This story was written by Keith Dawson for UBM DeusM’s community Web site Business Agility, sponsored by IBM. It is archived here for informational purposes only because the Business Agility site is no more. This material is Copyright 2012 by UBM DeusM.

Mobility and the Risks of BYOD

Evidence has been growing that every company needs a BYOD policy; here is some more of that.

A new survey of mobile consumers and IT leaders worldwide points up some of the concerns lurking in the BYOD trend.

According to the "Trusted Mobility Index" (PDF), a survey conducted by Juniper Networks among more than 4,000 mobile consumers and IT staff in the US, UK, Germany, China, and Japan, use of mobile devices is beyond widespread. Respondents in the survey own an average of three Internet-connected mobile devices -- smartphones, tablets, e-book readers, and portable video-game systems. Eighteen percent of them own five or more.

Of those who identified as business users, a striking 89 percent use their mobile devices to access critical work information. Among the IT leaders responding to the survey, 33 percent feel pressure from senior management to support a BYOD policy, 23 percent feel that pressure from the rank-and-file, and 43 percent say that both groups are agitating for BYOD.

Regardless of whether their company has a BYOD policy or not, 41 percent of those surveyed say they use their personal devices for work purposes without the company's permission.

The security threats alone from this widespread circumvention are obvious, and IT is aware of them (even if they may be in the dark about the extent of rank-and-file rule-breaking). Of the IT leaders surveyed, 41 percent are concerned about security breaches resulting from lost or stolen devices.

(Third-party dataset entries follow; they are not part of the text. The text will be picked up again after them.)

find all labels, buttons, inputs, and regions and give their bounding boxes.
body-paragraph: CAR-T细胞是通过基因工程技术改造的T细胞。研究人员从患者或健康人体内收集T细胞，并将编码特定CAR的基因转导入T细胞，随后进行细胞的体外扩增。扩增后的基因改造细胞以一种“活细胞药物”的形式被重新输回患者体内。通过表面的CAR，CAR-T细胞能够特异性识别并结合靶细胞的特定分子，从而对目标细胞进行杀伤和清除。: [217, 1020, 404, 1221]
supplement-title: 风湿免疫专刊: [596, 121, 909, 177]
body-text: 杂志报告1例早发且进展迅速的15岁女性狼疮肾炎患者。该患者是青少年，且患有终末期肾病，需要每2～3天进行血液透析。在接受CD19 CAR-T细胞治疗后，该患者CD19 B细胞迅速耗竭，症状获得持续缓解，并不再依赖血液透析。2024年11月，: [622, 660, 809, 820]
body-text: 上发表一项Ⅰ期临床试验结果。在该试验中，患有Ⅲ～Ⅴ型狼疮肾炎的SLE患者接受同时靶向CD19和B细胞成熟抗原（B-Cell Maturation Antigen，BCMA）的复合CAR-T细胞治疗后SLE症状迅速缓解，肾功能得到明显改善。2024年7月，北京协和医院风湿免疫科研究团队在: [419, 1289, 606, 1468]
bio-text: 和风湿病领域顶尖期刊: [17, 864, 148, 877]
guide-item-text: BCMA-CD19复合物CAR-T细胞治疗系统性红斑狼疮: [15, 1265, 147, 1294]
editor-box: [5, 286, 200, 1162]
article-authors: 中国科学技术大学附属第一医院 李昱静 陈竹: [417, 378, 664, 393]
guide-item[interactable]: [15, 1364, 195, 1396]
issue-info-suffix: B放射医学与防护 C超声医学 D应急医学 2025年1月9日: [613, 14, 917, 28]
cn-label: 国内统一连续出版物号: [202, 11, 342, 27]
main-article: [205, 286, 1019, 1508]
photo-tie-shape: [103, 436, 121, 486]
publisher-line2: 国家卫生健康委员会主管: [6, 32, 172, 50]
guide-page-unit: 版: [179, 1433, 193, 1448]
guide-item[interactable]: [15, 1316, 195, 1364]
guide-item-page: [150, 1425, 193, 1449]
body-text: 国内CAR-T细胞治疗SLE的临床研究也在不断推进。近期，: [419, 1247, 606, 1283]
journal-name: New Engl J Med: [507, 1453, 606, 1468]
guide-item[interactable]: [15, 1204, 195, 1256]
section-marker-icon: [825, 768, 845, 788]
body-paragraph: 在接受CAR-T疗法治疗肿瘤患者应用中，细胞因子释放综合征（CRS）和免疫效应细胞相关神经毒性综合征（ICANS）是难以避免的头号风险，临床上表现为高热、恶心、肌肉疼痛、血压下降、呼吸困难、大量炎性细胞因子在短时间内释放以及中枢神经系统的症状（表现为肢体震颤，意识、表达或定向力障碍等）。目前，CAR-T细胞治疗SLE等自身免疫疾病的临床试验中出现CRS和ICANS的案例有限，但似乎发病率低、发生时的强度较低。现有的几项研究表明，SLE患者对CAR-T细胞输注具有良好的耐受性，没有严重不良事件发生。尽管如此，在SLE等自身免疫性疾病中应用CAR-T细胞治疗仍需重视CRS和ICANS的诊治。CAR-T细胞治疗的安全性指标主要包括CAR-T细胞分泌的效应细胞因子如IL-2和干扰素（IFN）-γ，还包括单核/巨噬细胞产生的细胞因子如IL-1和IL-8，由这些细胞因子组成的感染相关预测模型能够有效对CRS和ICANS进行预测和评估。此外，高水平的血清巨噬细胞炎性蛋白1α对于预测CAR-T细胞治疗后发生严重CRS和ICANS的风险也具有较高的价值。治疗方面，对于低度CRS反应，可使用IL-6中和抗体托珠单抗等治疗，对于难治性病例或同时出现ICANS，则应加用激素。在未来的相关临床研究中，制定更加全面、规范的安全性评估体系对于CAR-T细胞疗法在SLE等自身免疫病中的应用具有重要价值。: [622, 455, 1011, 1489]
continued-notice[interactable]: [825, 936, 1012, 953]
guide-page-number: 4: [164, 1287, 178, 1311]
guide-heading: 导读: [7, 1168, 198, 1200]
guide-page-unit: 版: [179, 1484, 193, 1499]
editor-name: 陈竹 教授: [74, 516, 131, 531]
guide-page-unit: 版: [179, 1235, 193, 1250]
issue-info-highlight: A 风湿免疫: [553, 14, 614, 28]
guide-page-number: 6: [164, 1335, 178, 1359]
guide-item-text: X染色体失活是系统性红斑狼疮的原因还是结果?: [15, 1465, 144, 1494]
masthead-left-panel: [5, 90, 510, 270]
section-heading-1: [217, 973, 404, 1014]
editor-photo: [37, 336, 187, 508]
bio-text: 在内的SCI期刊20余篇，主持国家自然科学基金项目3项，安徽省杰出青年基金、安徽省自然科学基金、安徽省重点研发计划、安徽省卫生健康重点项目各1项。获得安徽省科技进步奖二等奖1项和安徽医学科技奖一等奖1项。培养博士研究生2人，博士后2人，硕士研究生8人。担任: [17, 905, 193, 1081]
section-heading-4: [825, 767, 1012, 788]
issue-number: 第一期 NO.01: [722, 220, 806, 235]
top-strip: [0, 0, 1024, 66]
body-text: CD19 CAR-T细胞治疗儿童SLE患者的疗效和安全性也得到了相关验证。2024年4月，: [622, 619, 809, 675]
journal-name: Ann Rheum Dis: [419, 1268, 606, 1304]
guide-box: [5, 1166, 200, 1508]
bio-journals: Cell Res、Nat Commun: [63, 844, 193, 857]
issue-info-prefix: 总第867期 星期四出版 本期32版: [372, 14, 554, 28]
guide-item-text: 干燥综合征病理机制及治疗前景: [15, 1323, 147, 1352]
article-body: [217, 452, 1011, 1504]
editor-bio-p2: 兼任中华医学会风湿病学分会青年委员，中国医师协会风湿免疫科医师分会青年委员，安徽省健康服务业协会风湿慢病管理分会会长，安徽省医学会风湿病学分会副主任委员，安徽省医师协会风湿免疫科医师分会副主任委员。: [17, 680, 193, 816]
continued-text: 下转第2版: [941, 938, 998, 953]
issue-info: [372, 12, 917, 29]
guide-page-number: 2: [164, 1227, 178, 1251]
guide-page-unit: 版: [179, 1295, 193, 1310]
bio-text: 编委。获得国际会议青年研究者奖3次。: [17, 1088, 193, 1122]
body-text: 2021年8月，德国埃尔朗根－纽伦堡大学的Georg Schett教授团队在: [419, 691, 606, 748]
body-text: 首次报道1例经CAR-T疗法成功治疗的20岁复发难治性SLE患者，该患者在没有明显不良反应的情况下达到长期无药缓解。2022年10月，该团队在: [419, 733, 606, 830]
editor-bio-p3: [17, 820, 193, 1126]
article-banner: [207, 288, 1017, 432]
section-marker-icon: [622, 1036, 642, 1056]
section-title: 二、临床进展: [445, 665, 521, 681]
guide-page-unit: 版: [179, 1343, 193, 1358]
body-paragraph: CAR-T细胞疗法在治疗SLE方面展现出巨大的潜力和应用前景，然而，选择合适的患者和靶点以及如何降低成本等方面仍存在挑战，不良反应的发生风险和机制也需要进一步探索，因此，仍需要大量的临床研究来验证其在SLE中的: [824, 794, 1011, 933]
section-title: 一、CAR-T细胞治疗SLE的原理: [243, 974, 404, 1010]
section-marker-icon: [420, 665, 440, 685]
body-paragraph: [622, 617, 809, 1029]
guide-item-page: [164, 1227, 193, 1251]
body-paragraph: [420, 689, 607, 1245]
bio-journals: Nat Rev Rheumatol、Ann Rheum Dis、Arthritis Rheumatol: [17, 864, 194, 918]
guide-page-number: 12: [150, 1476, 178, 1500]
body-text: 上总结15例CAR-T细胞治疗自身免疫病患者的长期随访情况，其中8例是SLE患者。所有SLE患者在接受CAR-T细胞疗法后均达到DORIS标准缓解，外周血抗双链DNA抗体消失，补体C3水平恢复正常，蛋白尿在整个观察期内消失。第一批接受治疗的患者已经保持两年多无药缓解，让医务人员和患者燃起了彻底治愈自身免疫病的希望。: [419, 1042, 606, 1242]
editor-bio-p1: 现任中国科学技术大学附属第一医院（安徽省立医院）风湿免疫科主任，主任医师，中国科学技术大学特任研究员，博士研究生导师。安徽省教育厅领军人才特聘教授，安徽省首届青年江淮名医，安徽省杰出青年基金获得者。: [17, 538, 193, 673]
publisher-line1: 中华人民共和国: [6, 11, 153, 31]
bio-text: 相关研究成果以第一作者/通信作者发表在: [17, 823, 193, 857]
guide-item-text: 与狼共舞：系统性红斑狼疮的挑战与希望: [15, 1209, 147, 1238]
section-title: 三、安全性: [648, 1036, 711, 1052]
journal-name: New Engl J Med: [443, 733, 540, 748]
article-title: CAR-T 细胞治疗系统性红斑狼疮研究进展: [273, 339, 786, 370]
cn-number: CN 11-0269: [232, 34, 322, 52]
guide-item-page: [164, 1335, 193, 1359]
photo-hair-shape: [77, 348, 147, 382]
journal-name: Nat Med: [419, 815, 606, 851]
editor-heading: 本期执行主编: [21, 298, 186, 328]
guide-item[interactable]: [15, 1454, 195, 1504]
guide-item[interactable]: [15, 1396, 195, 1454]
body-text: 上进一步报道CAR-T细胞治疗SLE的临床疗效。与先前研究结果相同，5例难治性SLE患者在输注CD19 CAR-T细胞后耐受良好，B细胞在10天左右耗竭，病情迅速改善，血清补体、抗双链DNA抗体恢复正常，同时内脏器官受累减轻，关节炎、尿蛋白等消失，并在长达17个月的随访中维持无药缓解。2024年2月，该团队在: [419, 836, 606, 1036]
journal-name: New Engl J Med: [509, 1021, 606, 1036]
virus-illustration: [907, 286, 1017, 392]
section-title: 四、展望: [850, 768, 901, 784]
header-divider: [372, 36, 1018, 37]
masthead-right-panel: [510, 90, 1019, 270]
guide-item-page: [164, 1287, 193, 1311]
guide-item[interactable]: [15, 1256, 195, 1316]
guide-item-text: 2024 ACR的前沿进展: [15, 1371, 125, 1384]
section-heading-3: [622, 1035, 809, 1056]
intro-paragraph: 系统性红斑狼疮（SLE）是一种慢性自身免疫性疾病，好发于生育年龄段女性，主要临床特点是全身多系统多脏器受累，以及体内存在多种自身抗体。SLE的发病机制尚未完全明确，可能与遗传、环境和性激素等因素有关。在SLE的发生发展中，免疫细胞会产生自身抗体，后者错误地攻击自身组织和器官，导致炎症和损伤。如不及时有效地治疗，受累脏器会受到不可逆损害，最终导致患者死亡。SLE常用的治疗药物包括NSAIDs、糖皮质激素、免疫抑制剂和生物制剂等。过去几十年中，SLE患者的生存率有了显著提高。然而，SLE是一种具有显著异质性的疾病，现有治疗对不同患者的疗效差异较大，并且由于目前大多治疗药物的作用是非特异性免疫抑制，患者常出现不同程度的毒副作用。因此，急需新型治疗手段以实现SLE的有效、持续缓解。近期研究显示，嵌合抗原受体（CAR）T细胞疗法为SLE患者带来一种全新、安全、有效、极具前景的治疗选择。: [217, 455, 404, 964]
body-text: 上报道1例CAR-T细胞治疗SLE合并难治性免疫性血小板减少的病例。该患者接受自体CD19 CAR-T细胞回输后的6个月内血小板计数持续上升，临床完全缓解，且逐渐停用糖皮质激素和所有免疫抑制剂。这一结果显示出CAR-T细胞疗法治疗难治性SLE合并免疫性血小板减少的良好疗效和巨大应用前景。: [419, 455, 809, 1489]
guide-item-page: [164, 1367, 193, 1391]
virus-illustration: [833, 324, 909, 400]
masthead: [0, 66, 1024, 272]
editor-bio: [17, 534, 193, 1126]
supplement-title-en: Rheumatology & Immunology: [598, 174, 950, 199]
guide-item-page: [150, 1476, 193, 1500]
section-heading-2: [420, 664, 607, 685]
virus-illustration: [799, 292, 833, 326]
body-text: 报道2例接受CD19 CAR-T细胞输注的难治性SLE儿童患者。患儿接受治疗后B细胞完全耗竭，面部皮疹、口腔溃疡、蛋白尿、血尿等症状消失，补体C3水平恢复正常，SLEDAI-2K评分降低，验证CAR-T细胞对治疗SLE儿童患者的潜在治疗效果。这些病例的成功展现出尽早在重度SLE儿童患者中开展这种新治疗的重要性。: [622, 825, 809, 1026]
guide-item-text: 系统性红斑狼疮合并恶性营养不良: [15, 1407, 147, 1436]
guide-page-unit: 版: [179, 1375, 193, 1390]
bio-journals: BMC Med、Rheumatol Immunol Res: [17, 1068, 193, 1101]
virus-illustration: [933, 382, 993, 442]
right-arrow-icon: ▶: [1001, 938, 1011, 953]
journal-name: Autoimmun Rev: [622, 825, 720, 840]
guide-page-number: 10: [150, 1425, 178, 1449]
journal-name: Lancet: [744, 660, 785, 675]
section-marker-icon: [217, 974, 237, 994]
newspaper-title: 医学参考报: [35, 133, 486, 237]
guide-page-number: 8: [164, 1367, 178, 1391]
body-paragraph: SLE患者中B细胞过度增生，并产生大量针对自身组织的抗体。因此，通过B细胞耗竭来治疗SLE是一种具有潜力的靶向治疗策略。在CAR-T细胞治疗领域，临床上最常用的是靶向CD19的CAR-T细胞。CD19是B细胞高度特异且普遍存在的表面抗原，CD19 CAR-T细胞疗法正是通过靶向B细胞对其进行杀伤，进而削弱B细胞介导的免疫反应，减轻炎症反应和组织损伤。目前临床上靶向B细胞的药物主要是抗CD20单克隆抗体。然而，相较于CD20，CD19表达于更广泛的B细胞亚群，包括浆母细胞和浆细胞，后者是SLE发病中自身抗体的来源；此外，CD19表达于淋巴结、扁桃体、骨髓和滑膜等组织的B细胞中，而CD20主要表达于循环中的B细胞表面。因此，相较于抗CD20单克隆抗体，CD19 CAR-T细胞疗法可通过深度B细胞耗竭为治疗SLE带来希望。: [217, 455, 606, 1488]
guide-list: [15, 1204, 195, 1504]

Almost as many worry about the difficulty of managing many different types of devices, operating systems, and protocols. Concerns about employees introducing malware into the corporation trouble 32 percent of the IT respondents.

The worries about security are warranted. Worldwide, 30 percent of IT leaders report that their company has already experienced a security threat as a result of personal mobile devices accessing corporate data. In China, that figure is 69 percent.

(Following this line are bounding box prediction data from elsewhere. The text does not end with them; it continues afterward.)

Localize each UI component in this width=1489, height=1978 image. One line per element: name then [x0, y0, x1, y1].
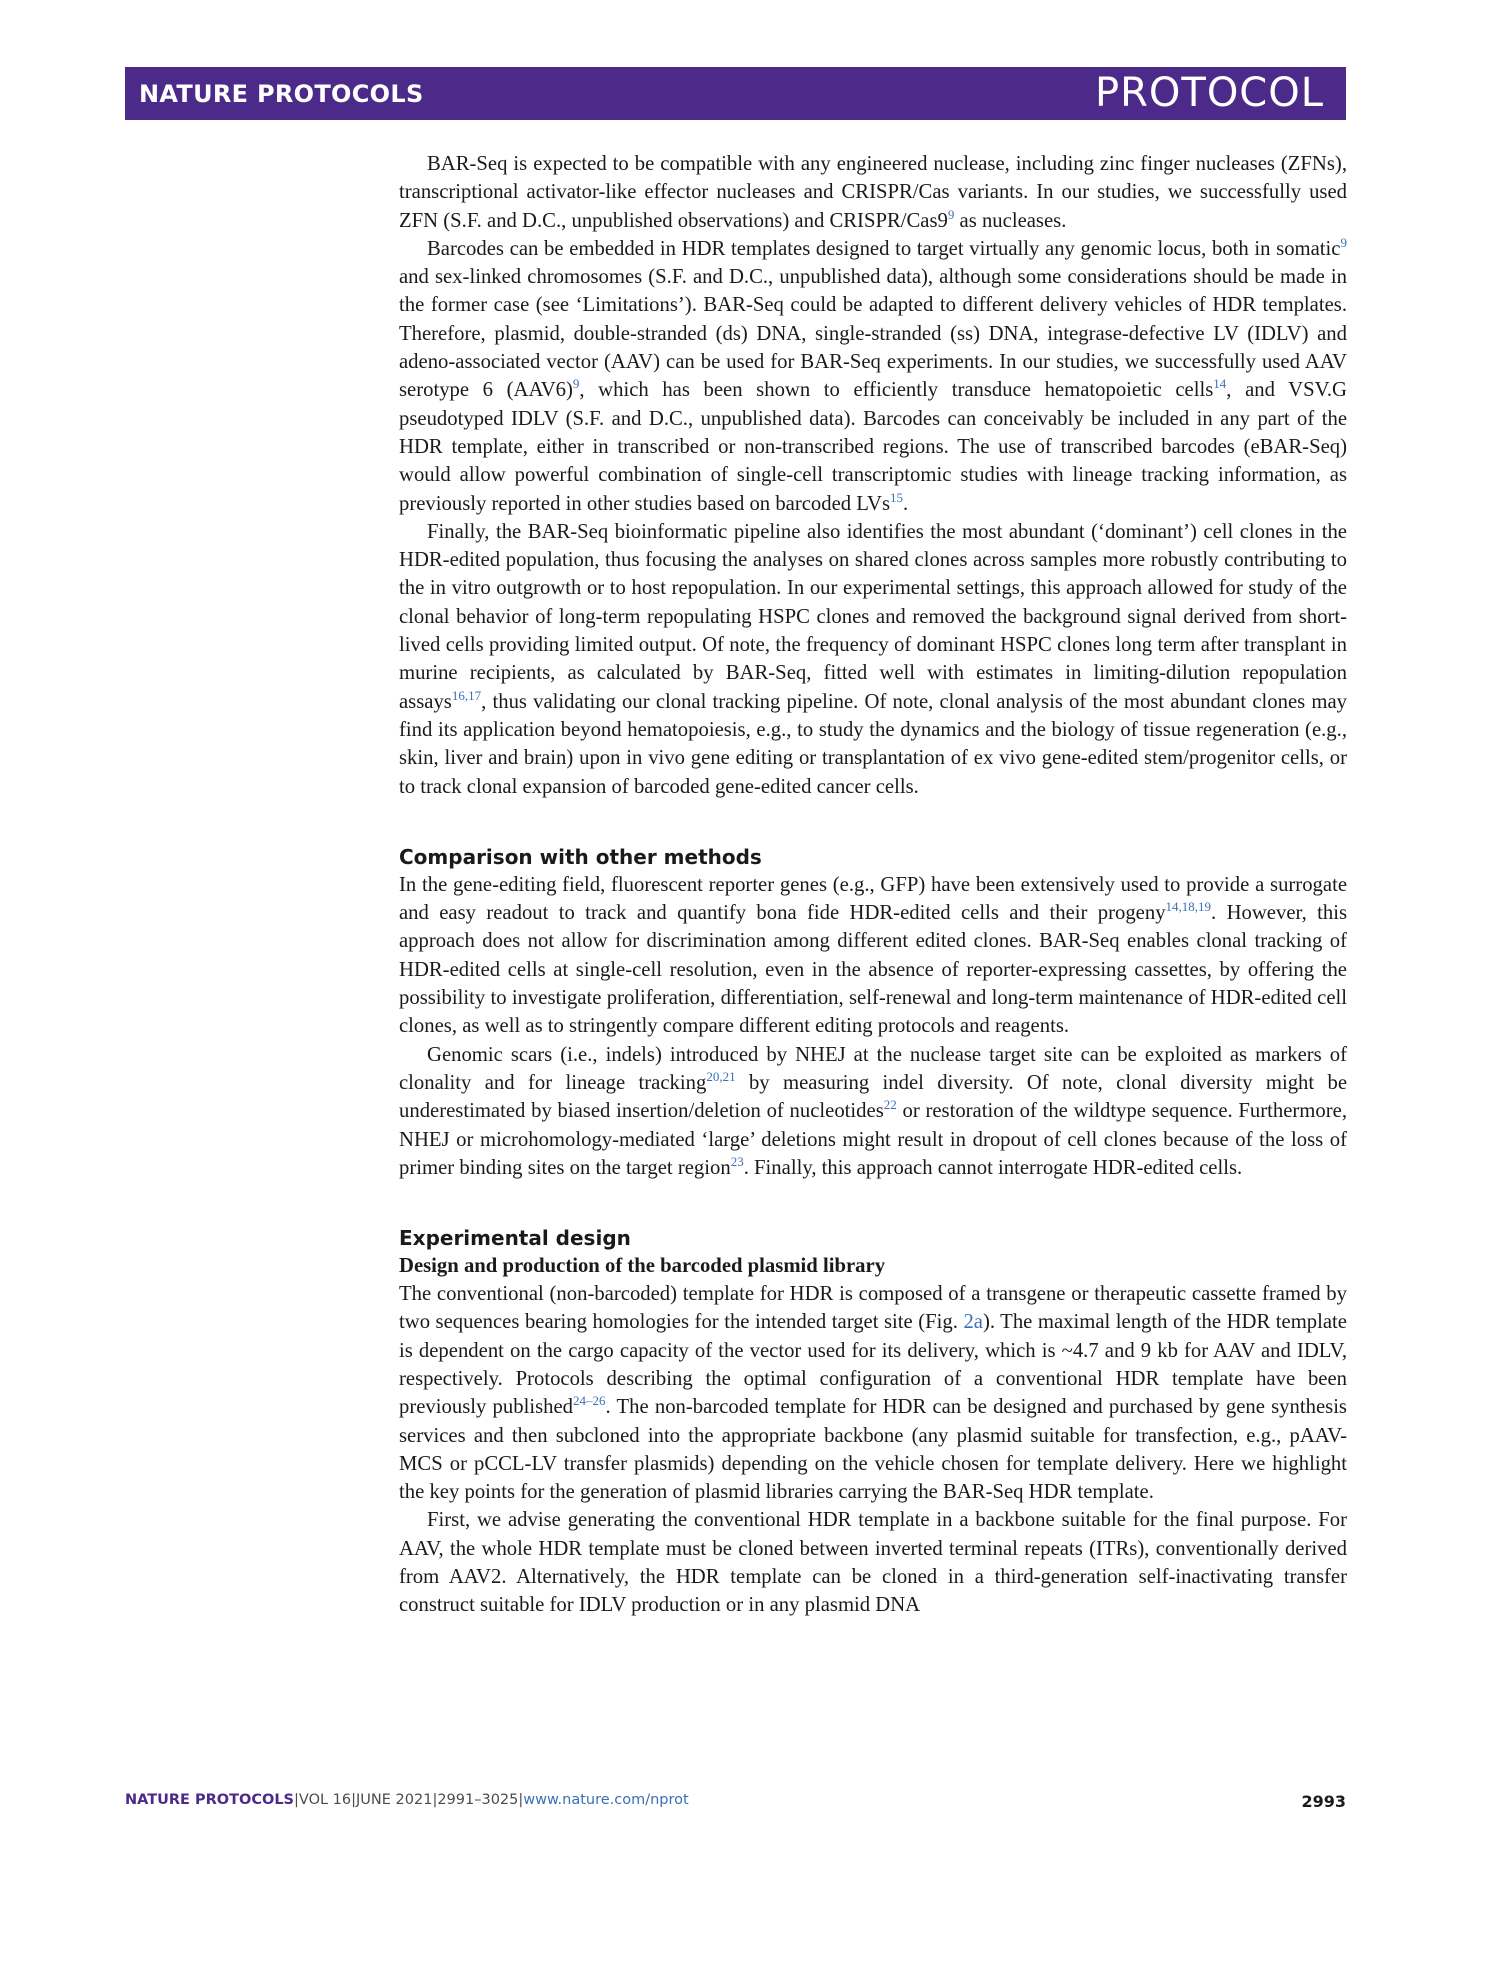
paragraph-4: In the gene-editing field, fluorescent reporter genes (e.g., GFP) have been extensively used to provide a surrogate and easy readout to track and quantify bona fide HDR-edited cells and their progeny$^{14,18,19}$. However, this approach does not allow for discrimination among different edited clones. BAR-Seq enables clonal tracking of HDR-edited cells at single-cell resolution, even in the absence of reporter-expressing cassettes, by offering the possibility to investigate proliferation, differentiation, self-renewal and long-term maintenance of HDR-edited cell clones, as well as to stringently compare different editing protocols and reagents.	[399, 873, 1347, 1038]
page-footer: NATURE PROTOCOLS|VOL 16|JUNE 2021|2991–3025|www.nature.com/nprot 2993	[125, 1792, 1346, 1811]
page-number: 2993	[1301, 1792, 1346, 1811]
footer-date: JUNE 2021	[356, 1792, 433, 1808]
footer-url[interactable]: www.nature.com/nprot	[523, 1792, 689, 1808]
paragraph-3: Finally, the BAR-Seq bioinformatic pipeline also identifies the most abundant (‘dominant’) cell clones in the HDR-edited population, thus focusing the analyses on shared clones across samples more robustly contributing to the in vitro outgrowth or to host repopulation. In our experimental settings, this approach allowed for study of the clonal behavior of long-term repopulating HSPC clones and removed the background signal derived from short-lived cells providing limited output. Of note, the frequency of dominant HSPC clones long term after transplant in murine recipients, as calculated by BAR-Seq, fitted well with estimates in limiting-dilution repopulation assays$^{16,17}$, thus validating our clonal tracking pipeline. Of note, clonal analysis of the most abundant clones may find its application beyond hematopoiesis, e.g., to study the dynamics and the biology of tissue regeneration (e.g., skin, liver and brain) upon in vivo gene editing or transplantation of ex vivo gene-edited stem/progenitor cells, or to track clonal expansion of barcoded gene-edited cancer cells.	[399, 520, 1347, 798]
section-heading-comparison: Comparison with other methods	[399, 844, 762, 869]
paragraph-6: The conventional (non-barcoded) template for HDR is composed of a transgene or therapeutic cassette framed by two sequences bearing homologies for the intended target site (Fig. 2a). The maximal length of the HDR template is dependent on the cargo capacity of the vector used for its delivery, which is ~4.7 and 9 kb for AAV and IDLV, respectively. Protocols describing the optimal configuration of a conventional HDR template have been previously published$^{24-26}$. The non-barcoded template for HDR can be designed and purchased by gene synthesis services and then subcloned into the appropriate backbone (any plasmid suitable for transfection, e.g., pAAV-MCS or pCCL-LV transfer plasmids) depending on the vehicle chosen for template delivery. Here we highlight the key points for the generation of plasmid libraries carrying the BAR-Seq HDR template.	[399, 1283, 1347, 1504]
citation[interactable]: 22	[883, 1097, 897, 1113]
paragraph-2: Barcodes can be embedded in HDR templates designed to target virtually any genomic locus, both in somatic$^9$ and sex-linked chromosomes (S.F. and D.C., unpublished data), although some considerations should be made in the former case (see ‘Limitations’). BAR-Seq could be adapted to different delivery vehicles of HDR templates. Therefore, plasmid, double-stranded (ds) DNA, single-stranded (ss) DNA, integrase-defective LV (IDLV) and adeno-associated vector (AAV) can be used for BAR-Seq experiments. In our studies, we successfully used AAV serotype 6 $(AAV6)^9$, which has been shown to efficiently transduce hematopoietic cells$^{14}$, and VSV.G pseudotyped IDLV (S.F. and D.C., unpublished data). Barcodes can conceivably be included in any part of the HDR template, either in transcribed or non-transcribed regions. The use of transcribed barcodes (eBAR-Seq) would allow powerful combination of single-cell transcriptomic studies with lineage tracking information, as previously reported in other studies based on barcoded LVs$^{15}$.	[399, 235, 1347, 515]
journal-header-bar	[125, 67, 1346, 120]
citation[interactable]: 15	[890, 489, 904, 505]
section-heading-design: Experimental design	[399, 1226, 631, 1251]
footer-journal: NATURE PROTOCOLS	[125, 1792, 295, 1808]
paragraph-1: BAR-Seq is expected to be compatible with any engineered nuclease, including zinc finger nucleases (ZFNs), transcriptional activator-like effector nucleases and CRISPR/Cas variants. In our studies, we successfully used ZFN (S.F. and D.C., unpublished observations) and CRISPR/$Cas9^9$ as nucleases.	[399, 153, 1347, 232]
citation[interactable]: 9	[1340, 235, 1347, 250]
citation[interactable]: 16,17	[451, 687, 482, 703]
article-body	[399, 150, 1347, 1620]
citation[interactable]: 24–26	[573, 1393, 606, 1409]
citation[interactable]: 9	[947, 206, 955, 222]
citation[interactable]: 14,18,19	[1165, 899, 1212, 915]
subsection-heading: Design and production of the barcoded plasmid library	[399, 1255, 886, 1278]
paragraph-7: First, we advise generating the conventional HDR template in a backbone suitable for the final purpose. For AAV, the whole HDR template must be cloned between inverted terminal repeats (ITRs), conventionally derived from AAV2. Alternatively, the HDR template can be cloned in a third-generation self-inactivating transfer construct suitable for IDLV production or in any plasmid DNA	[399, 1509, 1347, 1617]
figure-link[interactable]: 2a	[963, 1311, 983, 1334]
citation[interactable]: 23	[730, 1153, 744, 1169]
paragraph-5: Genomic scars (i.e., indels) introduced by NHEJ at the nuclease target site can be exploited as markers of clonality and for lineage tracking$^{20,21}$ by measuring indel diversity. Of note, clonal diversity might be underestimated by biased insertion/deletion of nucleotides$^{22}$ or restoration of the wildtype sequence. Furthermore, NHEJ or microhomology-mediated ‘large’ deletions might result in dropout of cell clones because of the loss of primer binding sites on the target region$^{23}$. Finally, this approach cannot interrogate HDR-edited cells.	[399, 1043, 1348, 1179]
citation[interactable]: 9	[572, 376, 580, 392]
article-type: PROTOCOL	[1094, 70, 1324, 116]
citation[interactable]: 20,21	[706, 1069, 736, 1085]
citation[interactable]: 14	[1213, 376, 1227, 392]
journal-name: NATURE PROTOCOLS	[139, 80, 424, 108]
footer-pages: 2991–3025	[437, 1792, 519, 1808]
footer-volume: VOL 16	[298, 1792, 352, 1808]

To me the scariest figure in the survey was the 72 percent of people worldwide who use their mobile devices on open wireless networks -- or who don't know the difference between an open and a secured wireless network. Mash that figure together with the 76 percent who report using mobile devices to access sensitive data, such as online banking or personal medical information, and you've got trouble even before considering the risks to corporate data.

People don't know yet whether they can trust the security of their mobile devices; most (63 percent) have not made up their minds on the question. Just 15 percent have a great deal of confidence in their devices' security, while 18 percent have little or no confidence. And among those who are confident, that confidence may be misplaced: 63 percent trust their service providers to protect their data. The Verizons and AT&Ts of the world do not believe that is their job.

Though the Juniper survey didn't cover it, CIO.com explored the subject of legal risks arising from BYOD policies, both for the corporation and for workers. The upshot is that BYOD policies need to spell out rights and responsibilities for both sides. Employees need to know what fraction of privacy they are giving up for the privilege of mixing business and personal on a single device. The corporation needs to know what it can and cannot do, for instance, with data it discovers while searching an employee device for security purposes.

The upshot of all of this is clear enough. You need a BYOD policy, and you need one that is carefully thought-out and crafted, with an eye for the legal corner cases.